云知味盯着那行字看了很久。灶膛里的火噼啪响了一声,他抬起头,看着扫地僧:“你这理由比我的还离谱。”
扫地僧笑了笑,没有解释。他弯下腰,从腰间解下一块木牌,放在灶台上。木牌正面刻着“运营中心·GM-无名”,背面刻着一串编号。他拍了拍木牌,说:“这个,以后用不上了。”

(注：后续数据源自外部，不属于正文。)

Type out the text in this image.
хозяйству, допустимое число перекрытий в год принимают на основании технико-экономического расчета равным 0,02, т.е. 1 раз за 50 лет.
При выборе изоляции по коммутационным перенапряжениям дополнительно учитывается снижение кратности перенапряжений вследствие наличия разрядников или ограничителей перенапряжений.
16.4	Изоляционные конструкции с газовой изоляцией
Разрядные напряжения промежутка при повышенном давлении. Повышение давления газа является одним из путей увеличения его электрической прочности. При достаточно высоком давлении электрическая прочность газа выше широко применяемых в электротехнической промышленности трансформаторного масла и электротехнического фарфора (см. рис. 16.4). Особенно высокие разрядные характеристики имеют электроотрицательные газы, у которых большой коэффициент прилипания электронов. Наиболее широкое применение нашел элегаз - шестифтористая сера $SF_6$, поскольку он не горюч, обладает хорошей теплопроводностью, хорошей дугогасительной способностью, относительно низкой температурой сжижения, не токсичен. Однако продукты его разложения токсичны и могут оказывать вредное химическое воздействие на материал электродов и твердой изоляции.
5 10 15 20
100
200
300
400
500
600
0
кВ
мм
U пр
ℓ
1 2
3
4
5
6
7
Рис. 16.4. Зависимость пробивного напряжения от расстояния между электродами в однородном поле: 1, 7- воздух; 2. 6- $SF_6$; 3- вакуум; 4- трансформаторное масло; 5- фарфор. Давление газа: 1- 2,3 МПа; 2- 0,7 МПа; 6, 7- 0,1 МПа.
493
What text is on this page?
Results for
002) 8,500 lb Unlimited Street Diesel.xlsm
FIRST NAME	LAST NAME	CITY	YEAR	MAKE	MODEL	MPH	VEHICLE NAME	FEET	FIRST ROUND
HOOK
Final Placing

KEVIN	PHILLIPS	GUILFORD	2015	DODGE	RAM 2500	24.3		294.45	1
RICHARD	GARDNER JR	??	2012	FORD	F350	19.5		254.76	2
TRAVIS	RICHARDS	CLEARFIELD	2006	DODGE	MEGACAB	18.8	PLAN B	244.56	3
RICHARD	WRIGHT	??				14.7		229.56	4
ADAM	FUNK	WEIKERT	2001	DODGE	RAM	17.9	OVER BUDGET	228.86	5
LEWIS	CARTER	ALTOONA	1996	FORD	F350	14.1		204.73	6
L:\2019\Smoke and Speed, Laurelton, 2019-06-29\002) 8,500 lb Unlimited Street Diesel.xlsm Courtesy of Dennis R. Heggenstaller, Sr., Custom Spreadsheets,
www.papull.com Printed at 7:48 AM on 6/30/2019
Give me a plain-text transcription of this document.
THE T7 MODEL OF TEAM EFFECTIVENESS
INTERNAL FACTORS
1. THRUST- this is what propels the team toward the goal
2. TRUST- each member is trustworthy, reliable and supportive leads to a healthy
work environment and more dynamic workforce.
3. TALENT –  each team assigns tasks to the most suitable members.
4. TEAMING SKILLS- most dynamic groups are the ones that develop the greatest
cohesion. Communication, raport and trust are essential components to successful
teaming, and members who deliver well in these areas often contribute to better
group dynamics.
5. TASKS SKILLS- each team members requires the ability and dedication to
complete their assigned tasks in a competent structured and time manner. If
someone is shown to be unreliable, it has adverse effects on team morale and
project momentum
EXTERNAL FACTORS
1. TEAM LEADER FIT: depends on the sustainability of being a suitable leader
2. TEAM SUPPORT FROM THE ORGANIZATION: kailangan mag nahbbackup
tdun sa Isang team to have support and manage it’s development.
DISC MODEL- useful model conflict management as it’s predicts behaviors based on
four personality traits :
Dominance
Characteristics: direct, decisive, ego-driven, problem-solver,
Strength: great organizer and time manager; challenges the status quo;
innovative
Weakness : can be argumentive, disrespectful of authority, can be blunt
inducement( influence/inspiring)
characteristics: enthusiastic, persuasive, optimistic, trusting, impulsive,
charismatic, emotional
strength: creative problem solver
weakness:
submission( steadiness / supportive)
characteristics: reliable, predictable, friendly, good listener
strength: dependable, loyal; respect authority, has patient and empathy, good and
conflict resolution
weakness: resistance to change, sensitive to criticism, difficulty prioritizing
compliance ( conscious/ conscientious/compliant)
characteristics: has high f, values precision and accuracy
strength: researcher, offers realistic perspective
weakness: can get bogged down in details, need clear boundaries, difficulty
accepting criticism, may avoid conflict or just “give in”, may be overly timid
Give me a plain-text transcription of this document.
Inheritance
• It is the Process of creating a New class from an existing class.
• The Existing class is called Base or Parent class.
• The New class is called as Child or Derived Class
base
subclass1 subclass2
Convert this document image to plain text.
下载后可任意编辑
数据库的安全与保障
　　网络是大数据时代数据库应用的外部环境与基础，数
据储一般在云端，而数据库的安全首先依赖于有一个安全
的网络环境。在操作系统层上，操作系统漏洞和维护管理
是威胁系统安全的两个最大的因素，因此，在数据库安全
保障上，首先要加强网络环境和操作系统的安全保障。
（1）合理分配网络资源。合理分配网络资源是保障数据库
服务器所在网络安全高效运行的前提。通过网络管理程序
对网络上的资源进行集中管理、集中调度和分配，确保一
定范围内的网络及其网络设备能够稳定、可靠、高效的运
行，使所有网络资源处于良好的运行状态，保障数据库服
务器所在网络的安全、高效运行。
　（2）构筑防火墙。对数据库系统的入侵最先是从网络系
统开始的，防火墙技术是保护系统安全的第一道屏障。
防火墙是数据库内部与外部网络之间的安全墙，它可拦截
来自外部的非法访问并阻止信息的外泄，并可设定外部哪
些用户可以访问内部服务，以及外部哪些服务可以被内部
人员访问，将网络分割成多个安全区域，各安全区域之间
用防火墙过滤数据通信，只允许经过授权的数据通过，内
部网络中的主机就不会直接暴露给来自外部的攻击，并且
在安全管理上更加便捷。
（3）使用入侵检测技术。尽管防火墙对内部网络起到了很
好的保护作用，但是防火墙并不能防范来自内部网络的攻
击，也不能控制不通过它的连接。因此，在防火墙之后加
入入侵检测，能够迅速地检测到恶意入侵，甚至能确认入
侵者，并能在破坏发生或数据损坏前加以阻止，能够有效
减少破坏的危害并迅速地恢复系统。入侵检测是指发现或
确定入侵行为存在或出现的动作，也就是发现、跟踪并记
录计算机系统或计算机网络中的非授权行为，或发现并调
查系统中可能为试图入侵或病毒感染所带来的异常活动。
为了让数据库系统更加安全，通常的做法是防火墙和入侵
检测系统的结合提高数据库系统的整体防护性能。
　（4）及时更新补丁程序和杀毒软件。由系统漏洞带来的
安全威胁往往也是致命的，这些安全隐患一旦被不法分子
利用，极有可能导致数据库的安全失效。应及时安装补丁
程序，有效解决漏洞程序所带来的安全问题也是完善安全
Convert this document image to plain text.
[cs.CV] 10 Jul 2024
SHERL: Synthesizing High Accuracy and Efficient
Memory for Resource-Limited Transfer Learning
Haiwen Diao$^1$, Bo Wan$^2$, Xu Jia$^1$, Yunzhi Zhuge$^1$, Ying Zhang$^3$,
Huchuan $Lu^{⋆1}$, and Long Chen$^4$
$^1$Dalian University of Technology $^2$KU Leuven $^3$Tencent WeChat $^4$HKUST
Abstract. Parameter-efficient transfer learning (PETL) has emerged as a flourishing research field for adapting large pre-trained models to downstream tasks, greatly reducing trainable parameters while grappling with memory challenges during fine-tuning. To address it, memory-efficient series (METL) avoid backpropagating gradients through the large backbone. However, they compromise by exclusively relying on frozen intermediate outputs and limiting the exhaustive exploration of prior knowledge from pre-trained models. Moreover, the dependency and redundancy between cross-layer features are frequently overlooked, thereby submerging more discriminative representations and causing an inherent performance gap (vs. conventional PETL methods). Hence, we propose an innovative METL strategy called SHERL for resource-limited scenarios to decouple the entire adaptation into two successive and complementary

云知味低头看了一眼那块木牌,没有伸手去碰。他问:“你走了,系统那边怎么办?”
“系统不缺一个扫地的。”
“你本来也不是扫地的。”
扫地僧没有接话。他蹲下来,从袖子里摸出一根烟袋,点上抽了一口。烟雾升起来,模糊了他的脸。他蹲在灶台前,跟云知味并排蹲着,像两个在田埂上歇脚的老农。
沉默了一会儿,扫地僧说:“我走之前,跟你说个事。”
“说。”
“铜钱背面,敲三下。”
云知味摸出铜钱,翻过来,背面干干净净。他屈起指节,在铜钱背面敲了三下。
“然后呢?”
“输入‘面汤要热’。”
云知味愣了一下:“怎么输入?”
“对着铜钱说。”
云知味低头看着铜钱,沉默了一会儿,说:“面汤要热。”
铜钱没有反应。他等了几息,铜钱还是凉的,背面干干净净。他抬头看扫地僧,扫地僧蹲在灶台前,烟袋里的烟灰落了一截。
“没反应。”
“等。”
云知味又等了一会儿。灶膛里的火苗跳了一下,铜钱忽然微微发烫,烫得他手心一麻。他低头看去,铜钱背面浮现出一行行细小的字,密密麻麻,像流水一样往上滚动。
他看了一会儿,认出那是系统日志。大部分是日常操作记录,“06:12,云台宗食堂采购面粉二十斤”“06:47,NPC赵铃铛触发日常任务‘晨练’”“07:03,NPC秦无咎提交请假申请,审批通过”。一行行滚过去,没什么特别的。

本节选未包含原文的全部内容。